Frank didn’t care about the comedy. He didn’t care that a miracle of physics had just occurred. He was only worried about the “sanitary condition” of the show’s most famous prop.
He marched right up to the terrifying SS General, snatched the monocle out of his hand, and began scrubbing it furiously while muttering about “saliva damage.”
The guest actor just stood there, his authority completely evaporated, watching a man polish a piece of glass that had just been inside his throat.
Werner remembered that they tried to restart the scene four times. Every time the General opened his mouth to yell “Klink,” Werner would start to twitch, and the crew would start to giggle.
Even the director eventually gave up. He called for an early lunch, realizing that the “menacing” energy required for the scene had been replaced by a spirit of pure, chaotic absurdity.
“That was the magic of that set,” Werner mused, leaning back in his interview chair. “We were playing in a very dark sandbox, historically speaking.
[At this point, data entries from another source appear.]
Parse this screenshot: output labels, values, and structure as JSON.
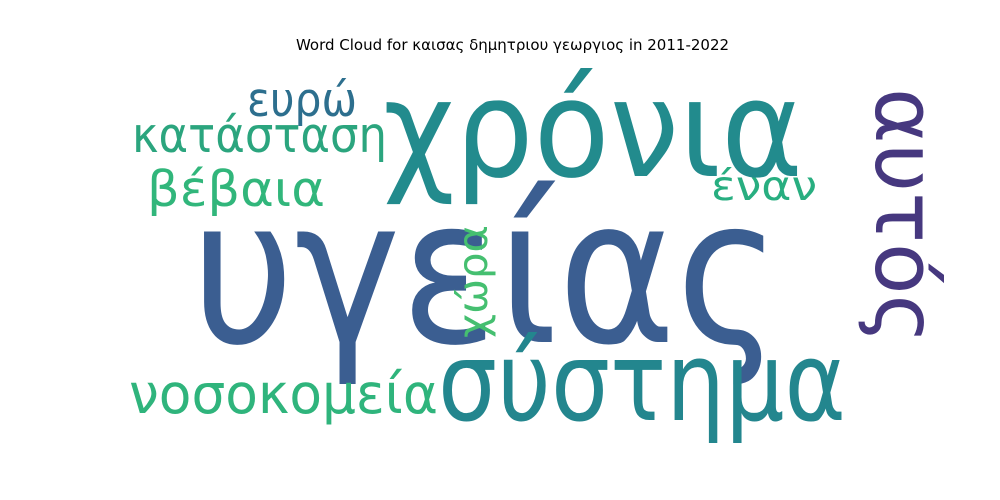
{
  "chart_data": {
    "type": "wordcloud",
    "title": "Word Cloud for καισας δημητριου γεωργιος in 2011-2022",
    "words": [
      {
        "text": "υγείας",
        "color": "#3b5e91"
      },
      {
        "text": "χρόνια",
        "color": "#228b8d"
      },
      {
        "text": "σύστημα",
        "color": "#23868e"
      },
      {
        "text": "αυτός",
        "color": "#46387f"
      },
      {
        "text": "νοσοκομεία",
        "color": "#2fb47c"
      },
      {
        "text": "κατάσταση",
        "color": "#2ba57e"
      },
      {
        "text": "βέβαια",
        "color": "#31b67b"
      },
      {
        "text": "ευρώ",
        "color": "#2d6f8e"
      },
      {
        "text": "έναν",
        "color": "#28ae80"
      },
      {
        "text": "χώρα",
        "color": "#45bf70"
      }
    ]
  }
}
We were refugees, many of us. We knew the real horrors of that uniform.”
He looked at the old photograph one more time and smiled.
“But in that moment, when the monocle took flight and found a new home in a General’s mouth, we weren’t actors or refugees or icons. We were just a group of friends who couldn’t believe our luck. We were being paid to be ridiculous, and for once, the universe decided to help us out.”
The audience in the studio fell silent for a moment, absorbing the warmth of the memory, before erupting into applause.
Werner Klemperer never did find a way to replicate that “trick,” though he joked that if the show had lasted another ten seasons, he might have learned how to aim the monocle at the craft services table.
It’s funny how the smallest slip-up can turn a long day of work into a story that lasts for half a century.
Do you have a favorite memory from the show that always makes you smile?